Polston cited part of the 3rd District Court of Appeal ruling that said the father “lacked the capacity to give informed consent or make medical decisions” when admitted to the nursing home. While the son did not have a power of attorney, he indicated in signing the admission agreement that he was his father’s representative.

“The majority’s decision will allow courts to arbitrarily disavow arbitration clauses as occurs here by Hampton Court being denied arbitration with Juan Mendez Jr., the very person who signed the contract at issue,” Polston argued in his dissent.

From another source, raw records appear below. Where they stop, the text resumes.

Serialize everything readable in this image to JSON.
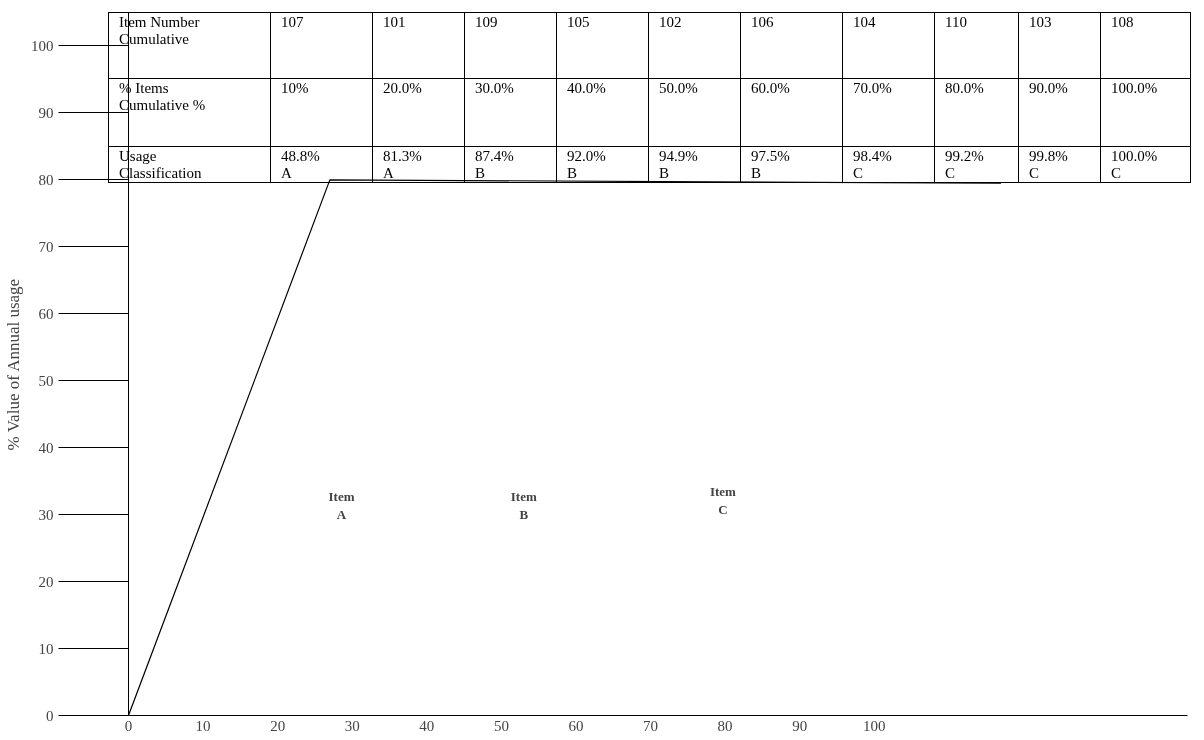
{
  "chart_data": {
    "type": "line",
    "ylabel": "% Value of Annual usage",
    "x": [
      0,
      27,
      117
    ],
    "series": [
      {
        "color": "#000000",
        "values": [
          0,
          80,
          79.5
        ]
      }
    ],
    "xlim": [
      0,
      142
    ],
    "ylim": [
      0,
      105
    ],
    "xticks": [
      0,
      10,
      20,
      30,
      40,
      50,
      60,
      70,
      80,
      90,
      100
    ],
    "yticks": [
      0,
      10,
      20,
      30,
      40,
      50,
      60,
      70,
      80,
      90,
      100
    ],
    "grid": false,
    "marker": "none",
    "line_style": "solid",
    "annotations": [
      "Item Number\nCumulative",
      "107",
      "101",
      "109",
      "105",
      "102",
      "106",
      "104",
      "110",
      "103",
      "108",
      "% Items\nCumulative %",
      "10%",
      "20.0%",
      "30.0%",
      "40.0%",
      "50.0%",
      "60.0%",
      "70.0%",
      "80.0%",
      "90.0%",
      "100.0%",
      "Usage\nClassification",
      "48.8%\nA",
      "81.3%\nA",
      "87.4%\nB",
      "92.0%\nB",
      "94.9%\nB",
      "97.5%\nB",
      "98.4%\nC",
      "99.2%\nC",
      "99.8%\nC",
      "100.0%\nC",
      "Item\nA",
      "Item\nB",
      "Item\nC"
    ]
  }
}
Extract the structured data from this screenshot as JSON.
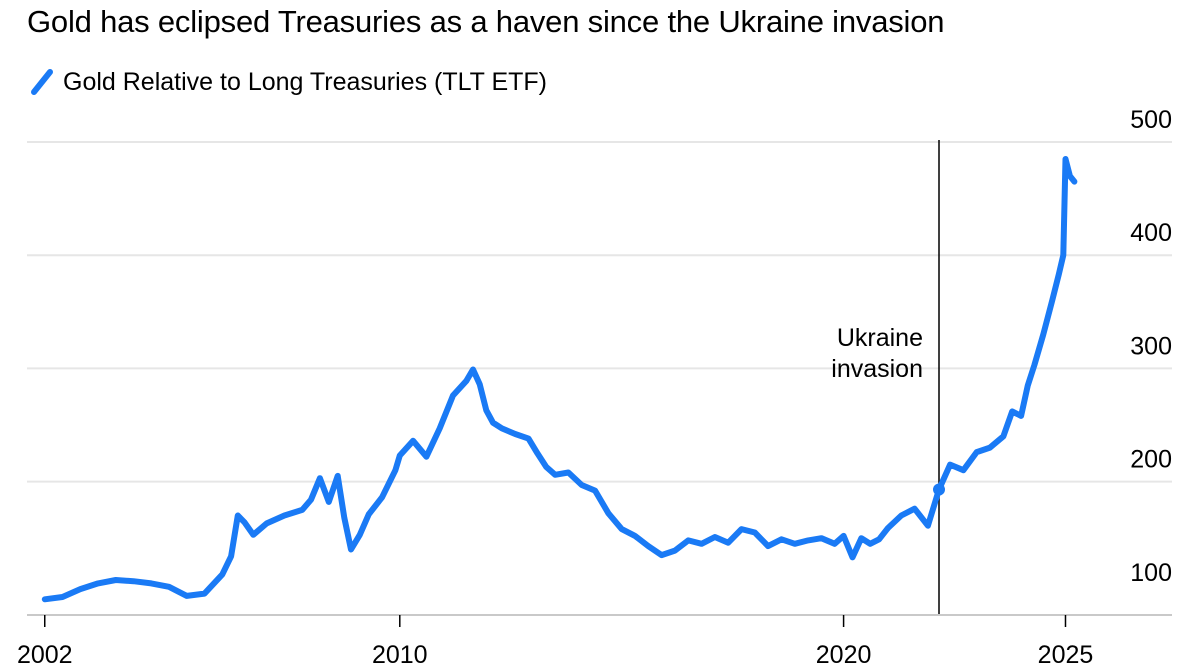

Perry, however, wrote that the majority found the “father’s mental capacity does not impact the outcome of this case.”

“Any adult person — presumably including an individual affiliated with Hampton Court — could have petitioned for a court to adjudicate the father incapacitated and appoint a guardian [under state law],” Perry wrote. “An appointed guardian would have held the power to contract on the father’s behalf for his residency at Hampton Court. Hampton Court elected not to seek appointment of a guardian, and we decline to use common law contract principles to conduct an end-run around the Legislature’s comprehensive guardianship scheme.”

Appeals courts across the state in recent years have dealt with questions about the validity of arbitration agreements that nursing-home residents or family members have signed at the time of admission.

The cases have dealt with a variety of scenarios, but Perry’s majority opinion said appeals courts were divided in their handling of disputes involving facts similar to the Mendez case.